Die Vermutung drängt sich auf, daß die Kontrollen am Haupteingang weniger der Sicherheit dienen als der Erzeugung eines Sicherheitsgefühls.

Herzlich, Zettel

Gorgasal Offline




Beiträge: 4.082

04.12.2008 12:08
#71 RE: Das Drehbuch wurde schon 1993 geschrieben Antworten

Zitat von Zettel
Zitat von Gorgasal
Aber so ein Anschlag wäre beispielsweise in Berlin am Reichstag oder in Frankfurt im Bankenviertel genauso einfach durchführbar, ohne die Spree oder den Main einzubeziehen. Zehn einzelne Männer mit Sporttaschen würden weder auffallen noch kontrolliert werden, bis sie anfangen zu morden.

Es wurde, lieber Gorgasal, berichtet, daß die Leute buchstäblich bis an die Zähne bewaffnet waren. Sie trugen Rucksäcke und vorn Säcke (keine Ahnung, wie die heißen; vielleicht chestbags). Sie schleppten wie hochbepackte Soldaten Waffen, Munition, Granaten mit sich. Vermutlich auch Verpflegung (und nicht zu vergessen das Kokain ).

Laut dem Stratfor-Artikel wurden vorab durch infiltrierte Terroristen Lager mit Munition und Nahrung angelegt. Das mag beim Reichstag marginal schwieriger sein, aber es gibt genügend Möglichkeiten in der nahen Umgebung, Depots für einige Tage anzulegen (Raumpfleger auf der Museumsinsel?). Die Terroristen fahren dann dorthin, rüsten sich aus und laufen Amok.

Oder sie verzichten auf die Depots. Einer von ihnen fährt einen Lieferwagen oder Sprinter voller Ausrüstung zur Museumsinsel, wo die anderen warten. Dann fahren alle gemeinsam weiter.

Wenn der Lieferwagen wider Erwarten in eine Polizeikontrolle gerät, ist ein Terrorist gefasst, und die anderen tauchen unter und schlagen zwei Wochen später in einer anderen Stadt auf die gleiche Art zu.
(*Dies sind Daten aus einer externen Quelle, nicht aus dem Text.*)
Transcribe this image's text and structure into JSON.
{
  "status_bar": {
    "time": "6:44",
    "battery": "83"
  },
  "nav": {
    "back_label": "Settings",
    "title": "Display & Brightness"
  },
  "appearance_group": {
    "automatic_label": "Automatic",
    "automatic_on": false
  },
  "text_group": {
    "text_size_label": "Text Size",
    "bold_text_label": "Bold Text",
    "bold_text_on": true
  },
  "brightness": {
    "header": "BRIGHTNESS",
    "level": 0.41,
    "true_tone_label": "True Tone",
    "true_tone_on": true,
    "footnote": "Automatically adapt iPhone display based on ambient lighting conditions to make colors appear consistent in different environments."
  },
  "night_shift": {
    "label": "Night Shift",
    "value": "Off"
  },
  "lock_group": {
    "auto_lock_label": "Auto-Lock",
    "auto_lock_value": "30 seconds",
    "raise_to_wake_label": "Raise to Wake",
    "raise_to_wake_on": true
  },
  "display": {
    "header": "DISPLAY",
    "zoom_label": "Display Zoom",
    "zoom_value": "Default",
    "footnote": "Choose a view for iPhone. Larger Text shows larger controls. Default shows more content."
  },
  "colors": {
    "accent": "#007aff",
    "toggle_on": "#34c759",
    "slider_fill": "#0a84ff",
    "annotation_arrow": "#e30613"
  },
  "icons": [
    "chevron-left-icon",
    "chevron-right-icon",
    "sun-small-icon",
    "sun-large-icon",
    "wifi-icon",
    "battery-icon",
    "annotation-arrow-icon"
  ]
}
Und wie Schneier immer schreibt: all die Metalldetektoren, Überwachungskameras und Flüssigkeitsvernichtungen (immerhin muss man im Reichstag nicht seine Flüssigkeiten abgeben) bringen nichts.

Zitat von Zettel
Etwas anderes ist mir zum Thema "Reichstag" eingefallen. Im Tadsch Mahal sind die Terroristen einfach durch den kaum bewachten Hintereingang (vermutlich das, was man früher Dienstboteneingang nannte) spaziert. Auch beim Reichstag gibt es so einen Eingang, der allerdings neben dem Haupteingang ist. Durch ihn wird man zB eingelassen, wenn man einen Schwerbehindertenausweis hat. Ich habe das vor ein paar Jahren als Begleiter einer Bekannten mit so einem Ausweis erlebt: Während man am Haupteingang vom BND gefilzt wird, sitzen am Nebeneingang zwei freundliche Damen, die einen hereinbitten und zum Fahrstuhl geleiten.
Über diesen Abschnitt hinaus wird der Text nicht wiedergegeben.